В кабинете Дзержинский сказал Пете, что Провоторов и братья Куроедовы от работы будут отстранены немедленно, что же касается здешнего Диамантова, то он больше командовать таможенными делами не будет.
— Можете возвращаться к себе на границу! — заключил Дзержинский.
— Значит… не надо мне к этому Диамантову являться?
— Не надо. Вы что-то хотите сказать?
— Спросить хочу. Вот что, Феликс Эдмундович: задержали мы картины, верно? А как дальше будет? В музей, и все? Воров-то трудно поймать? Я вот сегодня глядел, сколько у вас народу — чекистов. Ведь немного…
— Нет, Быков, много. Вы речь Владимира Ильича на Третьем съезде читали? Помните слова о человеке с ружьем?
И, опустив темные веки, сосредоточенно вспоминая, Дзержинский словно прочитал:
— Теперь не надо бояться человека с ружьем, потому что он защищает трудящихся и будет беспощаден в подавлении господства эксплуататоров. Так сказал товарищ Ленин?
— Так!
— Мы стоим на страже угнетенных. Мы — люди с ружьями. Весь мир эксплуатируемых, весь мир голодных и рабов, все трудящиеся — с нами. А вы говорите — нас немного. Нас миллионы, понимаете?
— Понимаю! — сказал Быков.
— Что же касается до аппарата ВЧК, то нас действительно немного. Но разве в этом дело?
И, крепко пожав руку Быкову, Дзержинский проводил его до двери.
В коридоре на столе сидел Вася Свешников и чистил маузер.
— Стреляют, черти! — сказал он Пете. — Нынче на одну квартиру ездил, а они беглым огнем из окон. И ушли черным ходом. Офицерье целыми группами уходят из Петрограда к Каледину на Дон, к Дутову бегут в Оренбург, к Корнилову…
Быков всмотрелся в Васю и не узнал его: это теперь был взрослый мужчина, строгий и подтянутый…
— Форменная перестрелка была? — спросил Быков.
— Да как тебе сказать…
Вася опустил маузер на колени и задумался на мгновение.
— Не то что форменная, а обидно. Идешь ни о чем не думая, мы тут по спекуляции и по саботажу сейчас бьем, — вот идешь эдак, посвистываешь, а они в тебя, как в бешеную собаку, палят. Норовят убить! И заметь — наши приговоры знаешь какие? Отправить на общественно-полезные работы сроком на три месяца. Чиновников тут, саботажников вчера судили: по три месяца снег чистить, и общественное порицание. Уж чего, казалось бы, мягче. Так нет — отстреливаются.

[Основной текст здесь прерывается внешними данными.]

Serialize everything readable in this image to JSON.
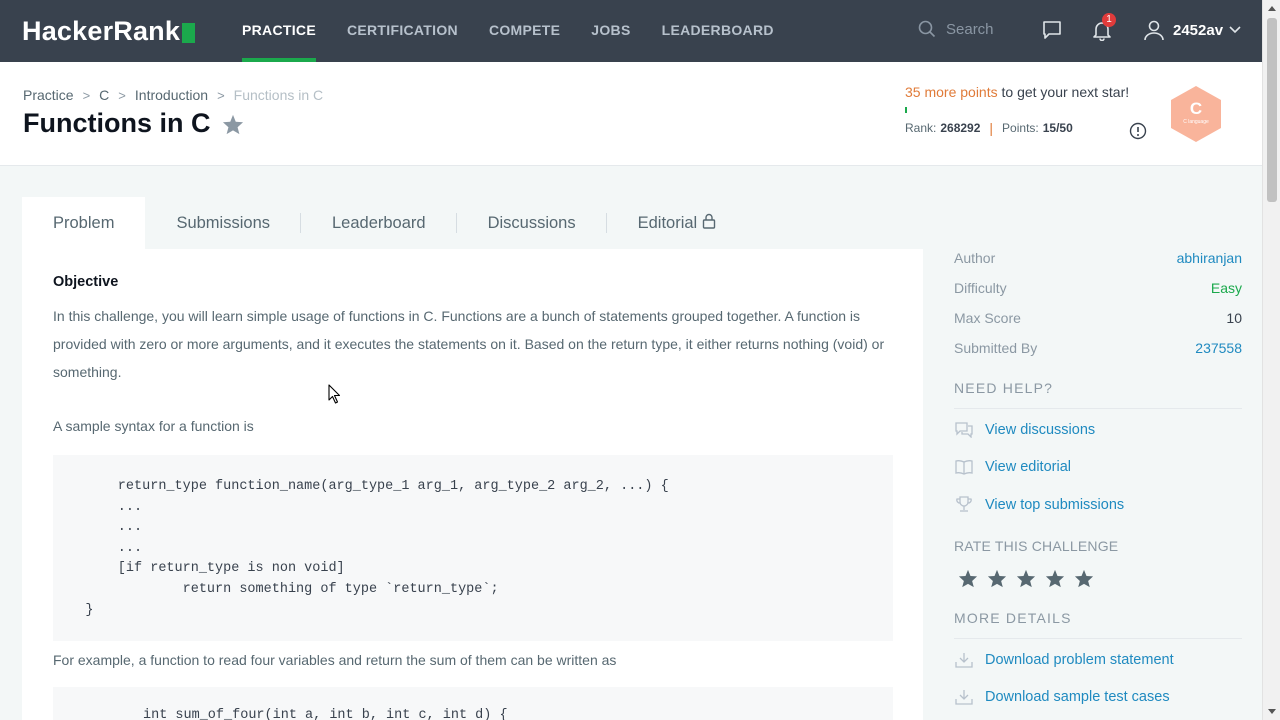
{
  "navbar": {
    "logo_text": "HackerRank",
    "links": [
      "PRACTICE",
      "CERTIFICATION",
      "COMPETE",
      "JOBS",
      "LEADERBOARD"
    ],
    "active_link": "PRACTICE",
    "search_placeholder": "Search",
    "notification_count": "1",
    "username": "2452av"
  },
  "header": {
    "breadcrumb": [
      "Practice",
      "C",
      "Introduction",
      "Functions in C"
    ],
    "title": "Functions in C",
    "points_needed": "35 more points",
    "points_suffix": " to get your next star!",
    "rank_label": "Rank:",
    "rank_value": "268292",
    "points_label": "Points:",
    "points_value": "15/50",
    "progress_fraction": 0.01,
    "badge_letter": "C",
    "badge_caption": "C language",
    "badge_color": "#f9b49b"
  },
  "tabs": [
    {
      "label": "Problem",
      "active": true
    },
    {
      "label": "Submissions",
      "active": false
    },
    {
      "label": "Leaderboard",
      "active": false
    },
    {
      "label": "Discussions",
      "active": false
    },
    {
      "label": "Editorial",
      "active": false,
      "locked": true
    }
  ],
  "problem": {
    "heading": "Objective",
    "intro": "In this challenge, you will learn simple usage of functions in C. Functions are a bunch of statements grouped together. A function is provided with zero or more arguments, and it executes the statements on it. Based on the return type, it either returns nothing (void) or something.",
    "syntax_intro": "A sample syntax for a function is",
    "code_lines": [
      "        return_type function_name(arg_type_1 arg_1, arg_type_2 arg_2, ...) {",
      "        ...",
      "        ...",
      "        ...",
      "        [if return_type is non void]",
      "                return something of type `return_type`;",
      "    }"
    ],
    "example_intro": "For example, a function to read four variables and return the sum of them can be written as",
    "code2_line": "int sum_of_four(int a, int b, int c, int d) {"
  },
  "sidebar": {
    "meta": [
      {
        "key": "Author",
        "value": "abhiranjan"
      },
      {
        "key": "Difficulty",
        "value": "Easy"
      },
      {
        "key": "Max Score",
        "value": "10"
      },
      {
        "key": "Submitted By",
        "value": "237558"
      }
    ],
    "need_help": "NEED HELP?",
    "help_links": [
      "View discussions",
      "View editorial",
      "View top submissions"
    ],
    "rate_title": "RATE THIS CHALLENGE",
    "rating_stars": 5,
    "more_details": "MORE DETAILS",
    "download_links": [
      "Download problem statement",
      "Download sample test cases"
    ]
  },
  "colors": {
    "nav_bg": "#39424e",
    "brand_green": "#1ba94c",
    "link_blue": "#1f8ac0",
    "accent_orange": "#e07b39"
  }
}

Он еще помолчал, потом сказал задумчиво:
— Ничего, поборемся, господа саботажники и иже с ними. Видно, мало им общественного порицания. Что ж, иначе с ними начнем говорить…
Он взглянул на Петю, усмехнулся:
— А помнишь, как это совсем недавно все было — ожидание революции? Помнишь, Петро?
Быков кивнул.
— Ты обратно на границу, Петро?
— Обратно.
— А мы в Москву. Нынче же. Теперь не скоро увидимся…
ШУБА
Комиссар Веретилин заболел: вдруг заломило затылок, колени, руки, по спине побежал озноб, под левую лопатку словно кто-то сунул острое шило.